As I mentions, custom made fantasy cards have become increasingly popular. Often sold through art and craft marketplaces, these can be a bit of fun when clearly a new custom made card (ignoring potential legal issues). However the lines can blur between a clearly custom made card and attempt at counterfeiting while maintaining a level of innocence (‘even though it looks just like the original its not a counterfeit its a custom…’).

Disappointingly, some of these online listings of fake/fantasy cards can turn up as the number one ranked search result in Google in some cases.

Recent call-out by Steve Taft

Let me illustrate a recent over-hype of a fantasy card which could build a sense of urgency and rarity.

Recently a card titled ‘1984-85 Star #101 Michael Jordan BLACK BORDER pre-rookie HOLY GRAIL card’ was listed for sale on eBay and advertised as ‘THEE ONLY ONE ON ebay WORLDWIDE’ (sic).

The description hyped the card even though it had been denied grading by BGS. In the description the seller even went as far as insinuating that BGS determining its ‘service unavailable’ (as opposed to ‘questionable authenticity’) meant the card may be real. BGS won’t assess a fantasy card as ‘questionable authenticity’ as its not actually faking anything.

Additionally, there was a promise that ‘should it unfold in the future that the card was actually kosher all along… you’re literally looking at a million dollar + card’. Oddly this comes slightly after mentioning ’… the card may not have been officially licensed’.

A copy and paste from another seller with a similar card contains statements like ‘I know next to nothing about this card set…’, ‘I was told they were 100% authentic… but have no way of validating…‘.

This listing included a good percentage of the red flags which I’ve listed above and ended at a sale price of $1,264.

Well-known Star Co expert Steve Taft called out the sale on his Facebook page as an urge to the buyer to cancel the transaction as well as education for those following along. As an expert in the field, he knows the card to be a fantasy print as BGS had already stated in their assessment.

What can you do about the tactics listed here?

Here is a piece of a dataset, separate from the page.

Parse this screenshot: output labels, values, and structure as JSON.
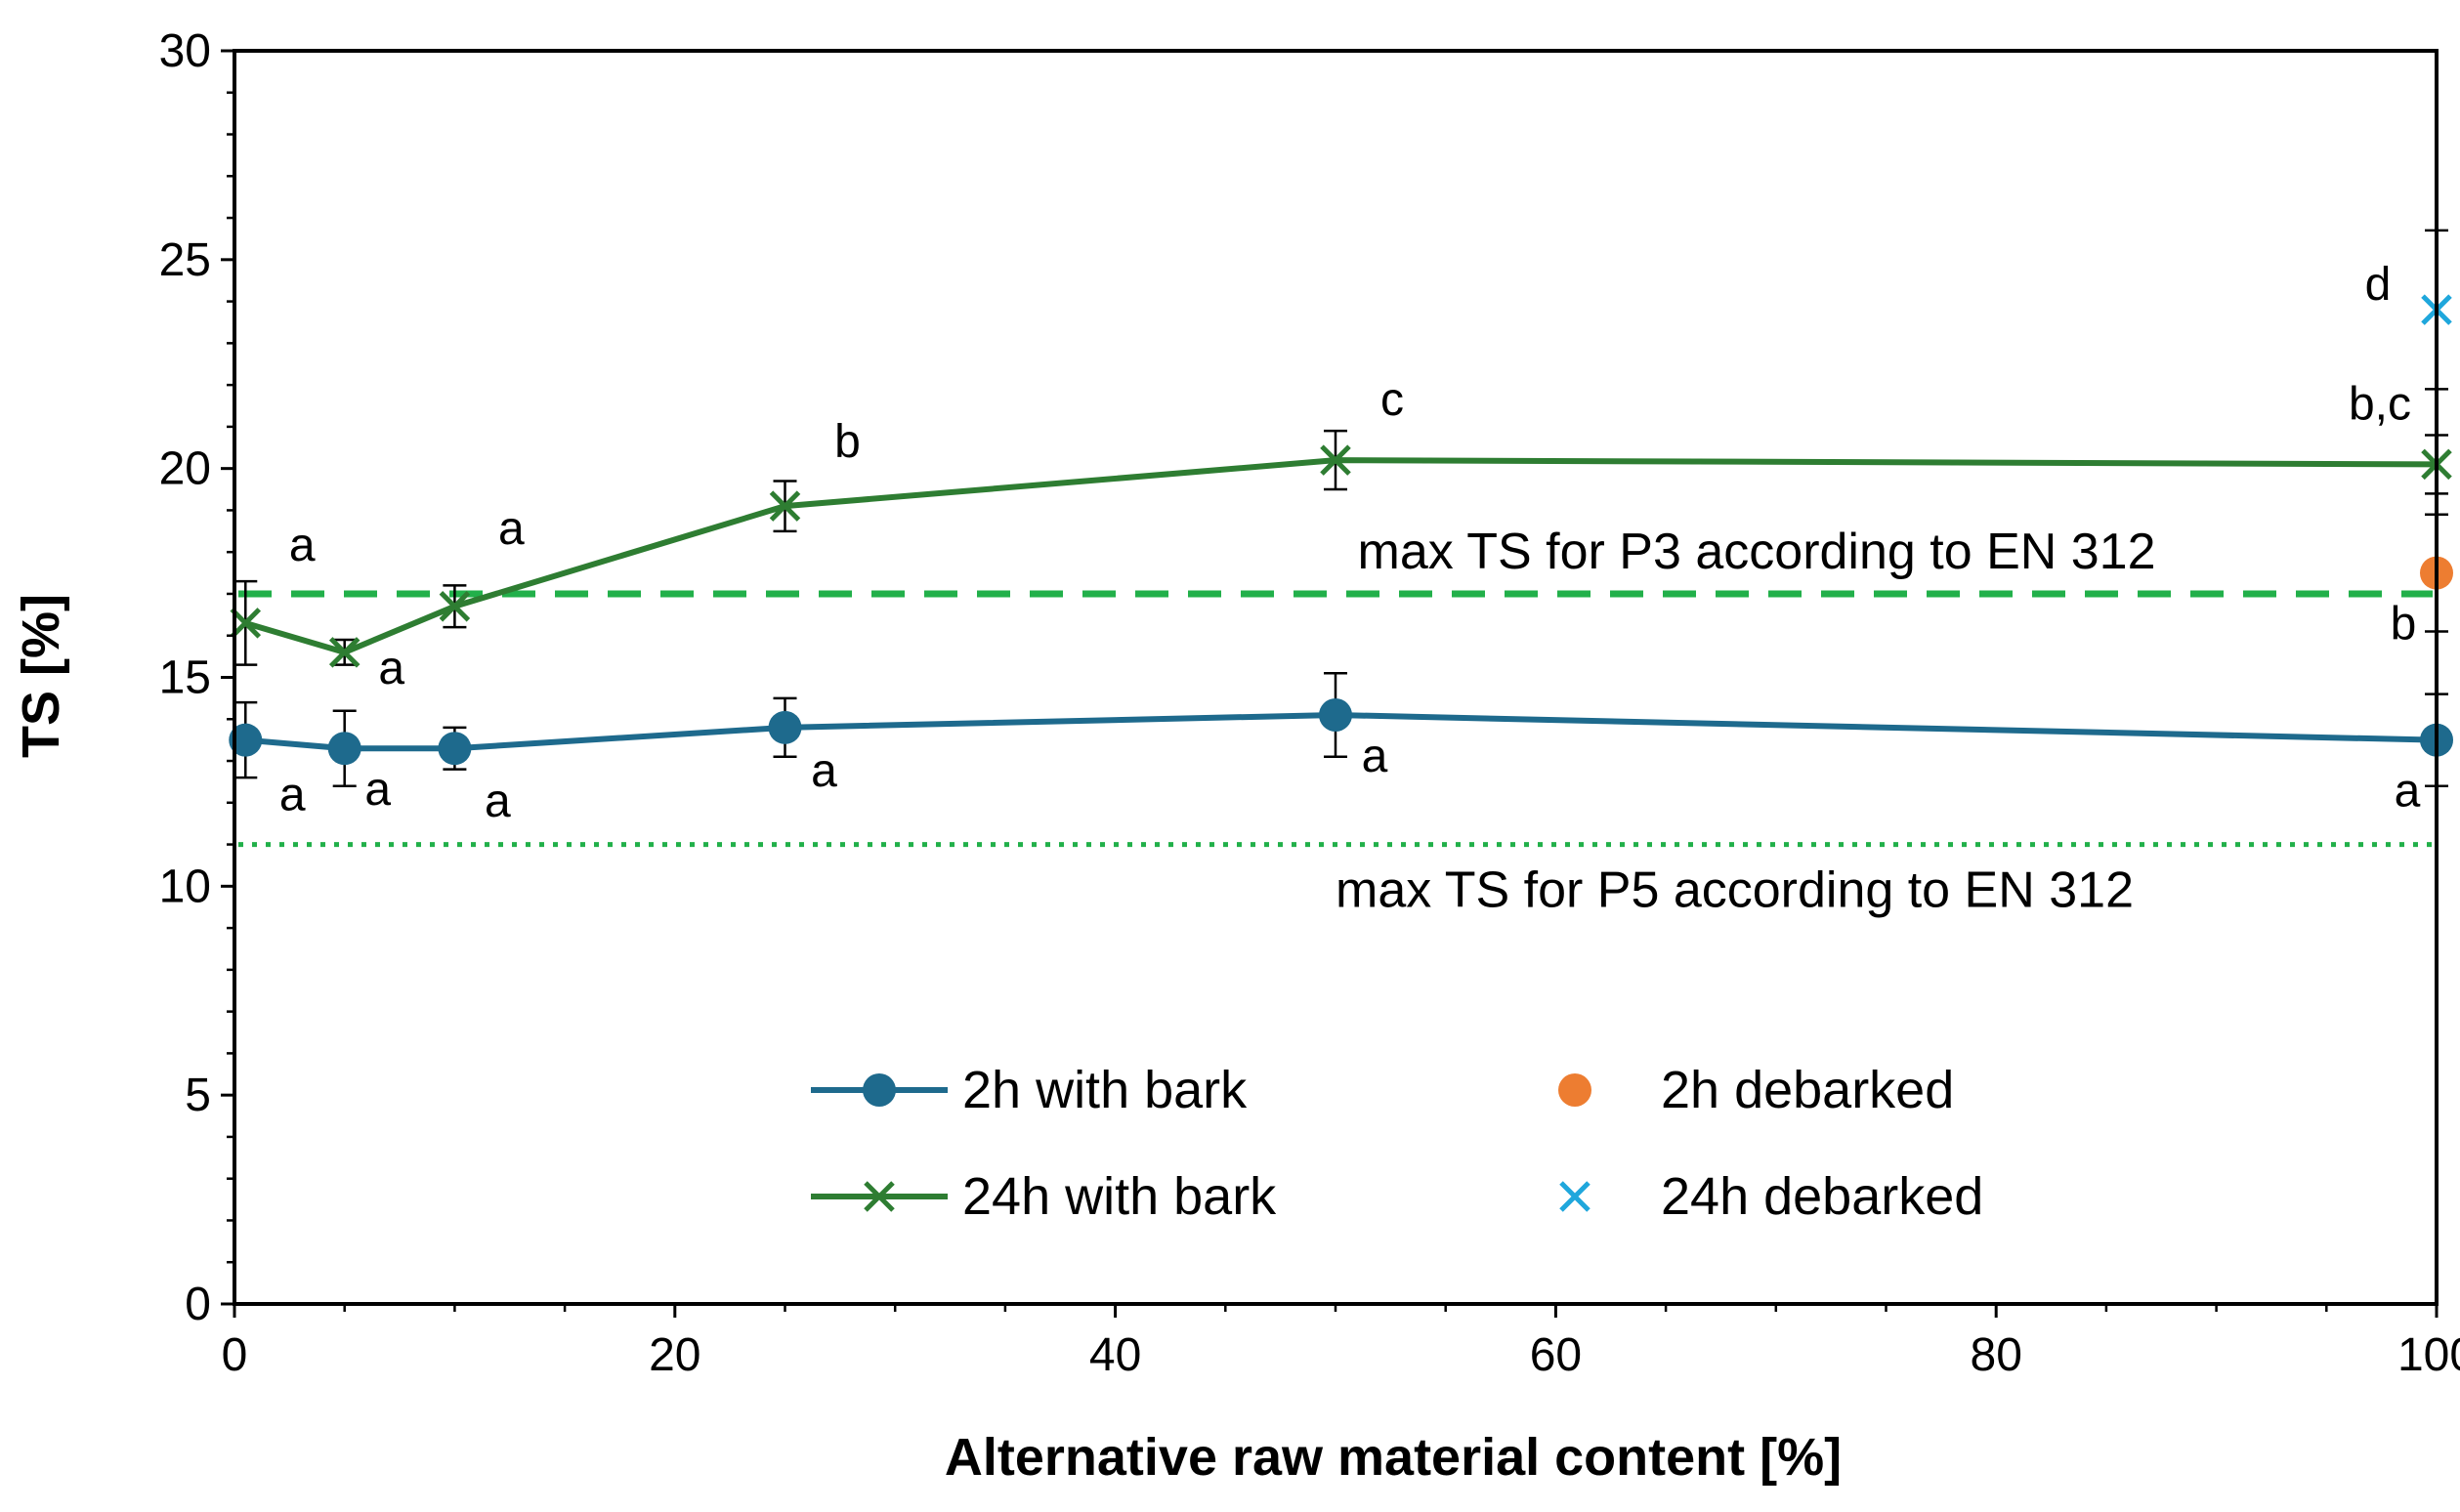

Pause, carefully review and research. In the case above the seller did supply the information that BGS denied grading the card in the listing. Carefully considering that information - its the largest red flag possible when an independent expert declares a card fake - is the best course of action.

Research - reaching out to experts such as those that may be members of social media groups (eg 1983-86 Star Co or 1986 Fleer Basketball) might help if you’re not able to turn anything reputable up online. In the case listed here, though, no research was needed as BGS had already assessed it as a fantasy card.

I hope to do just that with some of these articles - speak with experts. Hopefully this becomes a useful resource over time.

Overall, go with your gut - any hype or ‘deal’ is usually worth a pass.